According to the quarterly report, which was released on Monday, (November 16th) the already high sales volume of new cars continued to grow in the first nine months of 2015, with 114,446 new cars licensed across the first three quarters of the year.
Retail sales are also seeing significant improvement, as sales volumes rose by 7.2% in Q3 year-on-year. Household Goods saw an especially strong performance in volume sales, with furniture and lighting sales up 18.7% in volume, and electrical goods up 13%.
Another interesting finding from the report is how online retailing now accounts for as much as 15% of business for many retailers. Worth €5.6 billion in 2014, online retailing is predicted to grow to €21 billion by 2017.
Supermarkets have seen volume sales rise by 5.1% in Q3 year-on-year, with value sales also rising by 3.5%.
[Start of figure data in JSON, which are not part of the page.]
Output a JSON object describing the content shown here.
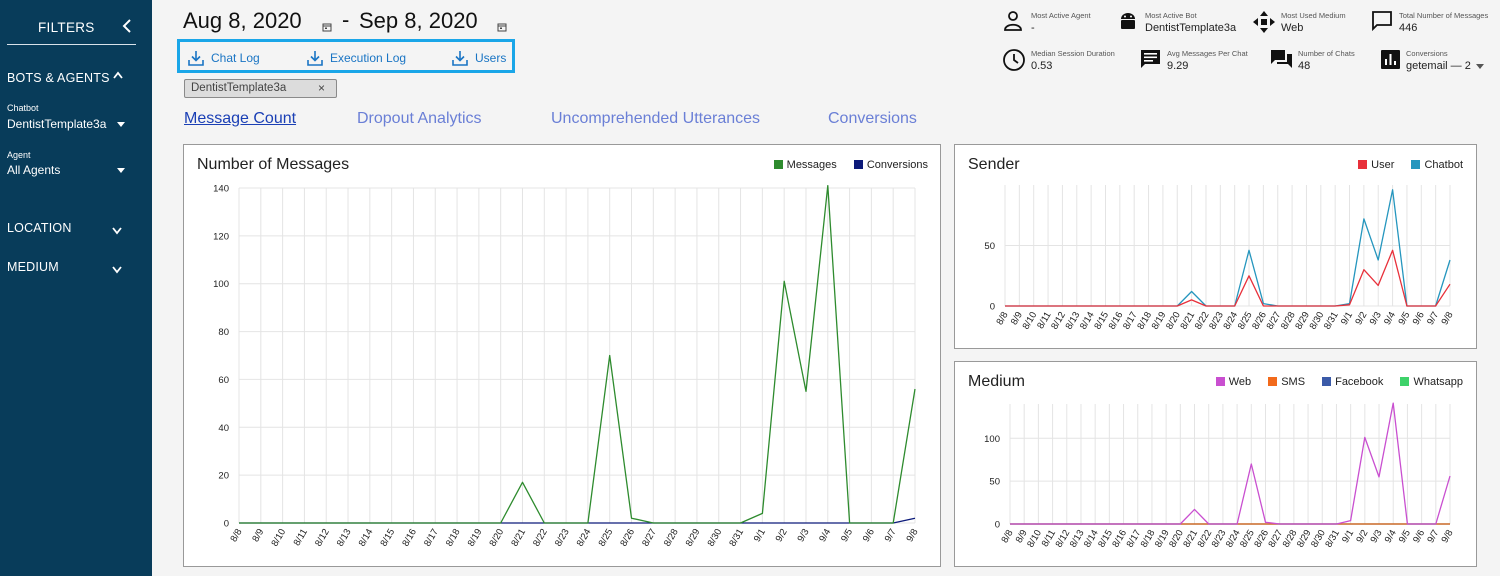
{
  "sidebar": {
    "title": "FILTERS",
    "sections": [
      {
        "label": "BOTS & AGENTS",
        "expanded": true
      },
      {
        "label": "LOCATION",
        "expanded": false
      },
      {
        "label": "MEDIUM",
        "expanded": false
      }
    ],
    "chatbot": {
      "label": "Chatbot",
      "value": "DentistTemplate3a"
    },
    "agent": {
      "label": "Agent",
      "value": "All Agents"
    }
  },
  "header": {
    "start_date": "Aug 8, 2020",
    "separator": "-",
    "end_date": "Sep 8, 2020"
  },
  "downloads": [
    {
      "label": "Chat Log"
    },
    {
      "label": "Execution Log"
    },
    {
      "label": "Users"
    }
  ],
  "chip": {
    "label": "DentistTemplate3a",
    "close": "×"
  },
  "tabs": [
    {
      "label": "Message Count",
      "active": true
    },
    {
      "label": "Dropout Analytics",
      "active": false
    },
    {
      "label": "Uncomprehended Utterances",
      "active": false
    },
    {
      "label": "Conversions",
      "active": false
    }
  ],
  "stats": {
    "most_active_agent": {
      "label": "Most Active Agent",
      "value": "-",
      "icon": "person-icon"
    },
    "most_active_bot": {
      "label": "Most Active Bot",
      "value": "DentistTemplate3a",
      "icon": "android-icon"
    },
    "most_used_medium": {
      "label": "Most Used Medium",
      "value": "Web",
      "icon": "move-icon"
    },
    "total_messages": {
      "label": "Total Number of Messages",
      "value": "446",
      "icon": "chat-bubble-icon"
    },
    "median_session": {
      "label": "Median Session Duration",
      "value": "0.53",
      "icon": "clock-icon"
    },
    "avg_messages": {
      "label": "Avg Messages Per Chat",
      "value": "9.29",
      "icon": "message-icon"
    },
    "number_of_chats": {
      "label": "Number of Chats",
      "value": "48",
      "icon": "forum-icon"
    },
    "conversions": {
      "label": "Conversions",
      "value": "getemail — 2",
      "icon": "bar-chart-icon"
    }
  },
  "colors": {
    "sidebar": "#083c5a",
    "messages": "#2e8b2e",
    "conversions": "#0c1a7a",
    "user": "#e8303a",
    "chatbot": "#2596be",
    "web": "#c94fd0",
    "sms": "#f26a1b",
    "facebook": "#3b5aa8",
    "whatsapp": "#3ed26a",
    "highlight": "#1aa6e8"
  },
  "chart_data": [
    {
      "type": "line",
      "title": "Number of Messages",
      "x": [
        "8/8",
        "8/9",
        "8/10",
        "8/11",
        "8/12",
        "8/13",
        "8/14",
        "8/15",
        "8/16",
        "8/17",
        "8/18",
        "8/19",
        "8/20",
        "8/21",
        "8/22",
        "8/23",
        "8/24",
        "8/25",
        "8/26",
        "8/27",
        "8/28",
        "8/29",
        "8/30",
        "8/31",
        "9/1",
        "9/2",
        "9/3",
        "9/4",
        "9/5",
        "9/6",
        "9/7",
        "9/8"
      ],
      "ylim": [
        0,
        140
      ],
      "yticks": [
        0,
        20,
        40,
        60,
        80,
        100,
        120,
        140
      ],
      "legend_position": "top-right",
      "grid": true,
      "series": [
        {
          "name": "Messages",
          "color": "#2e8b2e",
          "values": [
            0,
            0,
            0,
            0,
            0,
            0,
            0,
            0,
            0,
            0,
            0,
            0,
            0,
            17,
            0,
            0,
            0,
            70,
            2,
            0,
            0,
            0,
            0,
            0,
            4,
            101,
            55,
            141,
            0,
            0,
            0,
            56
          ]
        },
        {
          "name": "Conversions",
          "color": "#0c1a7a",
          "values": [
            0,
            0,
            0,
            0,
            0,
            0,
            0,
            0,
            0,
            0,
            0,
            0,
            0,
            0,
            0,
            0,
            0,
            0,
            0,
            0,
            0,
            0,
            0,
            0,
            0,
            0,
            0,
            0,
            0,
            0,
            0,
            2
          ]
        }
      ]
    },
    {
      "type": "line",
      "title": "Sender",
      "x": [
        "8/8",
        "8/9",
        "8/10",
        "8/11",
        "8/12",
        "8/13",
        "8/14",
        "8/15",
        "8/16",
        "8/17",
        "8/18",
        "8/19",
        "8/20",
        "8/21",
        "8/22",
        "8/23",
        "8/24",
        "8/25",
        "8/26",
        "8/27",
        "8/28",
        "8/29",
        "8/30",
        "8/31",
        "9/1",
        "9/2",
        "9/3",
        "9/4",
        "9/5",
        "9/6",
        "9/7",
        "9/8"
      ],
      "ylim": [
        0,
        100
      ],
      "yticks": [
        0,
        50
      ],
      "legend_position": "top-right",
      "grid": true,
      "series": [
        {
          "name": "User",
          "color": "#e8303a",
          "values": [
            0,
            0,
            0,
            0,
            0,
            0,
            0,
            0,
            0,
            0,
            0,
            0,
            0,
            5,
            0,
            0,
            0,
            25,
            0,
            0,
            0,
            0,
            0,
            0,
            1,
            30,
            17,
            46,
            0,
            0,
            0,
            18
          ]
        },
        {
          "name": "Chatbot",
          "color": "#2596be",
          "values": [
            0,
            0,
            0,
            0,
            0,
            0,
            0,
            0,
            0,
            0,
            0,
            0,
            0,
            12,
            0,
            0,
            0,
            46,
            2,
            0,
            0,
            0,
            0,
            0,
            2,
            72,
            38,
            96,
            0,
            0,
            0,
            38
          ]
        }
      ]
    },
    {
      "type": "line",
      "title": "Medium",
      "x": [
        "8/8",
        "8/9",
        "8/10",
        "8/11",
        "8/12",
        "8/13",
        "8/14",
        "8/15",
        "8/16",
        "8/17",
        "8/18",
        "8/19",
        "8/20",
        "8/21",
        "8/22",
        "8/23",
        "8/24",
        "8/25",
        "8/26",
        "8/27",
        "8/28",
        "8/29",
        "8/30",
        "8/31",
        "9/1",
        "9/2",
        "9/3",
        "9/4",
        "9/5",
        "9/6",
        "9/7",
        "9/8"
      ],
      "ylim": [
        0,
        140
      ],
      "yticks": [
        0,
        50,
        100
      ],
      "legend_position": "top-right",
      "grid": true,
      "series": [
        {
          "name": "Web",
          "color": "#c94fd0",
          "values": [
            0,
            0,
            0,
            0,
            0,
            0,
            0,
            0,
            0,
            0,
            0,
            0,
            0,
            17,
            0,
            0,
            0,
            70,
            2,
            0,
            0,
            0,
            0,
            0,
            4,
            101,
            55,
            141,
            0,
            0,
            0,
            56
          ]
        },
        {
          "name": "SMS",
          "color": "#f26a1b",
          "values": [
            0,
            0,
            0,
            0,
            0,
            0,
            0,
            0,
            0,
            0,
            0,
            0,
            0,
            0,
            0,
            0,
            0,
            0,
            0,
            0,
            0,
            0,
            0,
            0,
            0,
            0,
            0,
            0,
            0,
            0,
            0,
            0
          ]
        },
        {
          "name": "Facebook",
          "color": "#3b5aa8",
          "values": [
            0,
            0,
            0,
            0,
            0,
            0,
            0,
            0,
            0,
            0,
            0,
            0,
            0,
            0,
            0,
            0,
            0,
            0,
            0,
            0,
            0,
            0,
            0,
            0,
            0,
            0,
            0,
            0,
            0,
            0,
            0,
            0
          ]
        },
        {
          "name": "Whatsapp",
          "color": "#3ed26a",
          "values": [
            0,
            0,
            0,
            0,
            0,
            0,
            0,
            0,
            0,
            0,
            0,
            0,
            0,
            0,
            0,
            0,
            0,
            0,
            0,
            0,
            0,
            0,
            0,
            0,
            0,
            0,
            0,
            0,
            0,
            0,
            0,
            0
          ]
        }
      ]
    }
  ]
}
The trends highlighted by the Consumer Market Monitor are supported by improving levels of employment in Ireland, which brings with it a positive effect on disposable incomes. There are now 1.96 million people working in Ireland, which represents an increase of 130,000 since the low point in 2012.
Mary Lambkin, Professor of Marketing, UCD Smurfit School, and one of the authors of the Monitor, commented, “Disposable incomes are at last beginning to show modest growth as a result of jobs growth.”
She added that this, “coupled with greater availability of credit” is leading to accelerated spending across many categories.